Tchad : pas de politique sans sécurité

Capitale du tchad

Au Sahel, le Tchad, soutenu depuis 30 ans par la France, fait face à une recrudescence d’attentats terroristes et d’attaques à ses frontières. Le gouvernement de transition, et dont certains contestent la légitimité, souhaite œuvrer en priorité pour la sécurité de ses soldats et de ses citoyens, et l’unité nationale.

« Le Sahel a longtemps été le théâtre d’une guerre masquée, qui a progressé à bas bruit. Dès 2001, il y a eu des tentatives d’implantations djihadistes » rappelle Elie Tenenbaum, chercheur à l’Institut français des relations internationales au journal le Monde. Depuis plusieurs années cependant, le phénomène s’est accentué et les groupes djihadistes (État islamique ainsi que Al-Qaïda) appliquent une nouvelle stratégie, après leurs revers au Moyen-Orient : faire de cette immense région, qui s’étend sur trois millions de kilomètres carrés, leur priorité.

La guerre contre le terrorisme est donc devenue, par ricochet, celle des pays de la région (Cameroun, Mali, Nigeria, Tchad, Burkina Faso…), où les attentats sont monnaie courante. Le 5 juin dernier au Burkina Faso, où « 30 % du territoire échappe aux forces de sécurité », 160 personnes ont trouvé la mort.
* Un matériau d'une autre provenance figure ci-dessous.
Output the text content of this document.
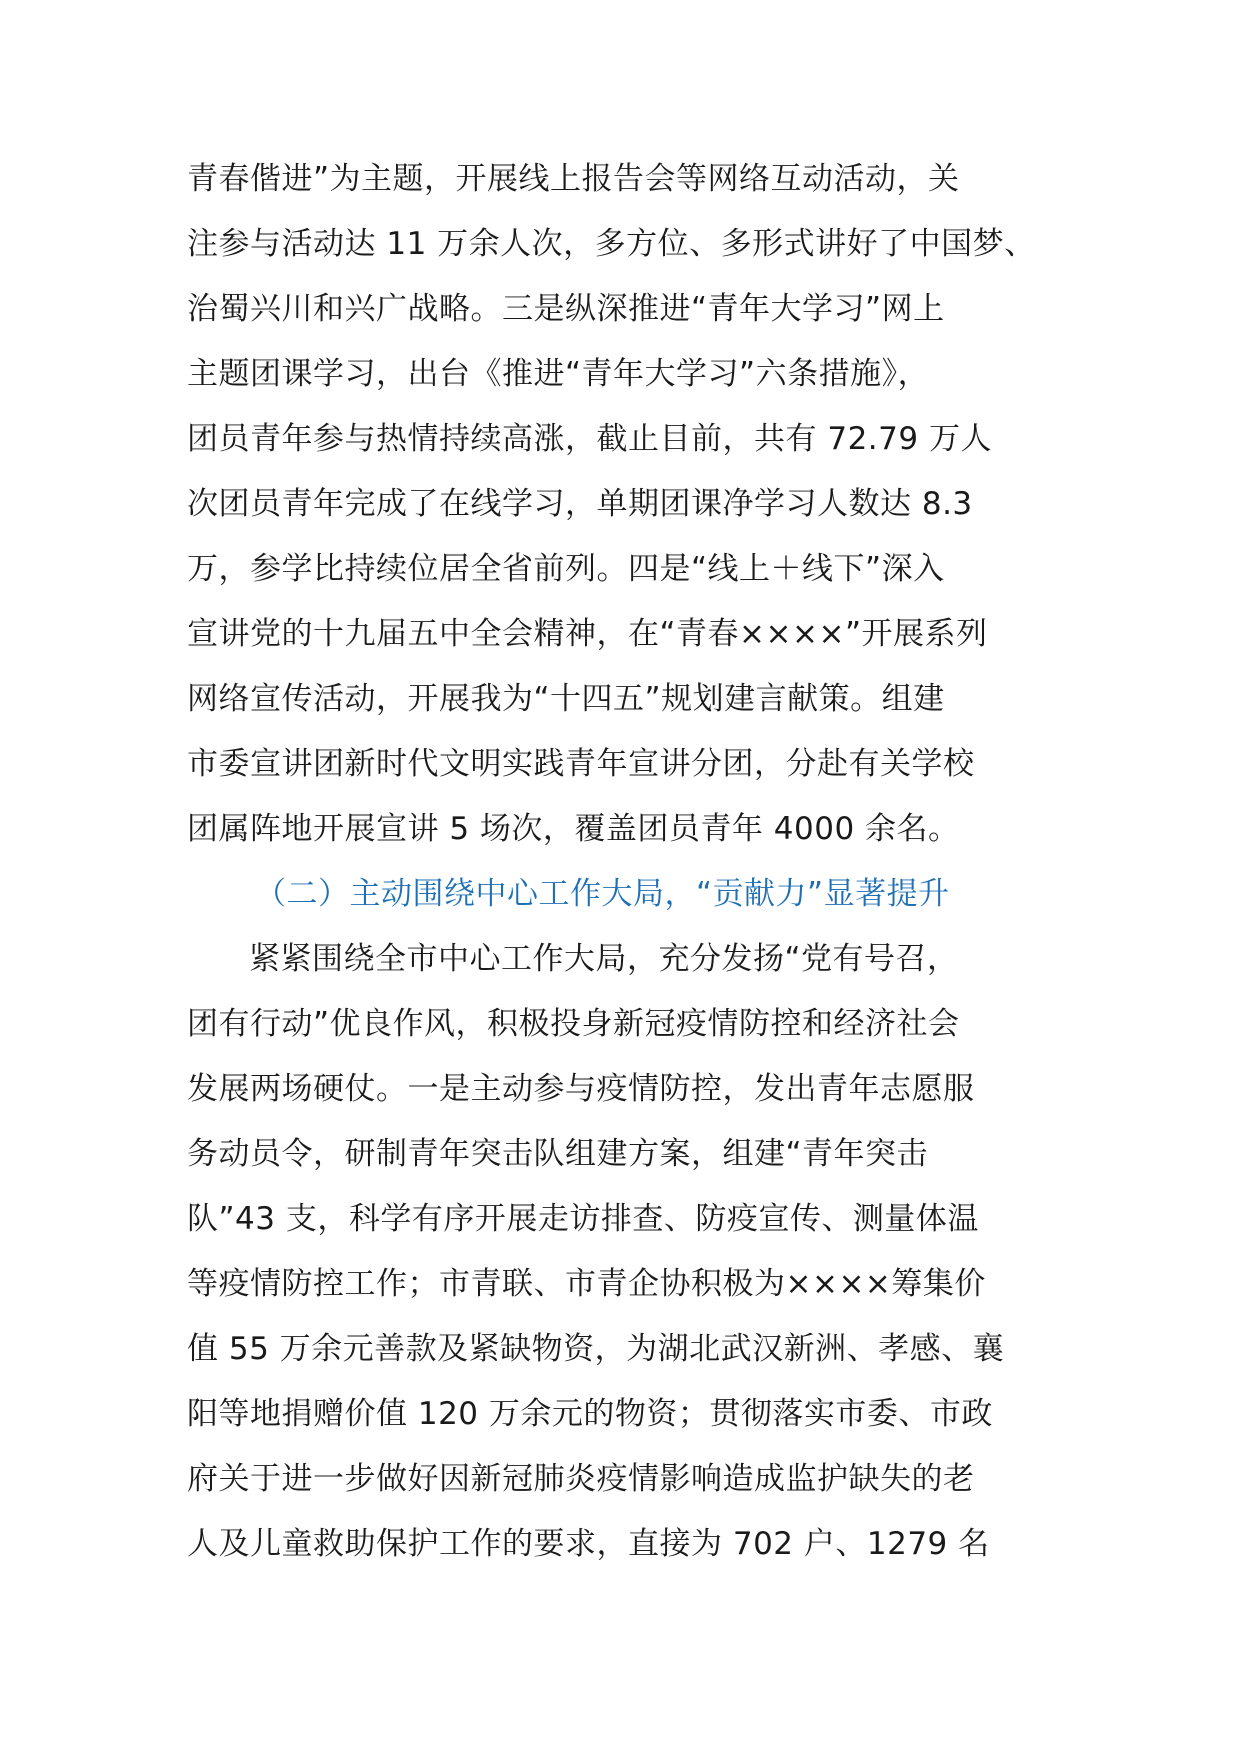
青春偕进”为主题，开展线上报告会等网络互动活动，关
注参与活动达 11 万余人次，多方位、多形式讲好了中国梦、
治蜀兴川和兴广战略。三是纵深推进“青年大学习”网上
主题团课学习，出台《推进“青年大学习”六条措施》，
团员青年参与热情持续高涨，截止目前，共有 72.79 万人
次团员青年完成了在线学习，单期团课净学习人数达 8.3
万，参学比持续位居全省前列。四是“线上＋线下”深入
宣讲党的十九届五中全会精神，在“青春××××”开展系列
网络宣传活动，开展我为“十四五”规划建言献策。组建
市委宣讲团新时代文明实践青年宣讲分团，分赴有关学校
团属阵地开展宣讲 5 场次，覆盖团员青年 4000 余名。
（二）主动围绕中心工作大局，“贡献力”显著提升
紧紧围绕全市中心工作大局，充分发扬“党有号召，
团有行动”优良作风，积极投身新冠疫情防控和经济社会
发展两场硬仗。一是主动参与疫情防控，发出青年志愿服
务动员令，研制青年突击队组建方案，组建“青年突击
队”43 支，科学有序开展走访排查、防疫宣传、测量体温
等疫情防控工作；市青联、市青企协积极为××××筹集价
值 55 万余元善款及紧缺物资，为湖北武汉新洲、孝感、襄
阳等地捐赠价值 120 万余元的物资；贯彻落实市委、市政
府关于进一步做好因新冠肺炎疫情影响造成监护缺失的老
人及儿童救助保护工作的要求，直接为 702 户、1279 名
Au Mali, on compte plus de 2700 civils tués entre 2017 et 2020. Au Nigeria, 279 lycéennes ont été enlevées le 2 mars 2021 par le groupe salafiste djihadiste Boko Haram affilié à l’État islamique (EI), et une base de l’ONU a été récemment attaquée.

Tchad : lutte contre le terrorisme et transition politique

Au Tchad, l’armée lutte depuis 2015 contre Boko Haram, qui a multiplié les attentats autour du lac Tchad. Allié de la France, le président tchadien Idriss Déby, mort au combat le 20 avril dernier, était un président « qui a œuvré sans relâche pour la sécurité du pays et la stabilité de la région durant trois décennies », a précisé l’Élysée, qui l’a toujours considéré comme un élément stabilisateur de la région. A la suite de sa mort, son fils, Mahamat Idriss Déby, a annoncé l’instauration d’un Conseil militaire de transition (CMT) de dix-huit mois.

Certains ont crié au népotisme ou au coup de force, quand d’autres y ont vu la nécessaire continuité politique dans un pays en proie à la menace terroriste. Le gouvernement de transition a cherché à rassurer la population, à travers une Charte et la mise en place de trois organes garantissant l’équilibre des pouvoirs : le conseil militaire de transition, le conseil national de transition composé de 93 membres, et le gouvernement de transition qui doit mettre en œuvre les textes, ainsi que l’institution judiciaire. Au bout de 18 mois, une nouvelle Constitution devra être votée et adoptée. Récemment, une trentaine d’associations ont décidé de « surveiller » l’action de l’exécutif à travers un « Observatoire de la transition ».

Réalisme politique et union sacrée pour sauver un pays en guerre

Interrogé sur le cas tchadien, Carlos Lopes, professeur de gouvernance publique et économiste bissau-guinéen, contextualise l’arrivée au pouvoir du CMT : « Sur le plan moral, on ne peut que remettre en question une décision allant contre les préceptes démocratiques. Sauf qu’il faut être réaliste. La politique ne peut se passer de sécurité » résume-t-il à Jeune Afrique. Jean-Yves Le Drian, ministre des Affaires étrangères français, appelle quant à lui, à une transition d’une «durée limitée», qui puisse permettre la mise en place d’un « gouvernement civil et inclusif ». 

Dans son ensemble, la communauté internationale mise sur la stabilité politique du pays, à l’image de la classe politique tchadienne : « La mort brutale du maréchal Déby (au pouvoir depuis 30 ans) a créé une situation de chaos au Tchad. Le pays a fait face à une double menace sécuritaire : celle posée par les djihadistes et une autre posée par les rebelles. La situation était si grave qu’il fallait une union sacrée pour sauver le pays » assume ainsi Albert Pahimi Padacké, le chef du gouvernement tchadien.

Le Comité militaire de transition a obtenu le soutien du G5 Sahel, (Tchad, Niger, Burkina Faso, Mali, Mauritanie). En attendant de mettre en place son gouvernement inclusif, le Tchad doit faire face à des attaques de l’armée centrafricaine. Dimanche 30 mai dernier, six soldats tchadiens ont trouvé la mort à la frontière avec la RCA. Ce « crime de guerre d’une gravité extrême et cette attaque meurtrière préméditée, planifiée et opérée à l’intérieur du Tchad (…) ne sauraient rester impunis », déclarait récemment le ministre des affaires étrangères Chérif Mahamat Zene.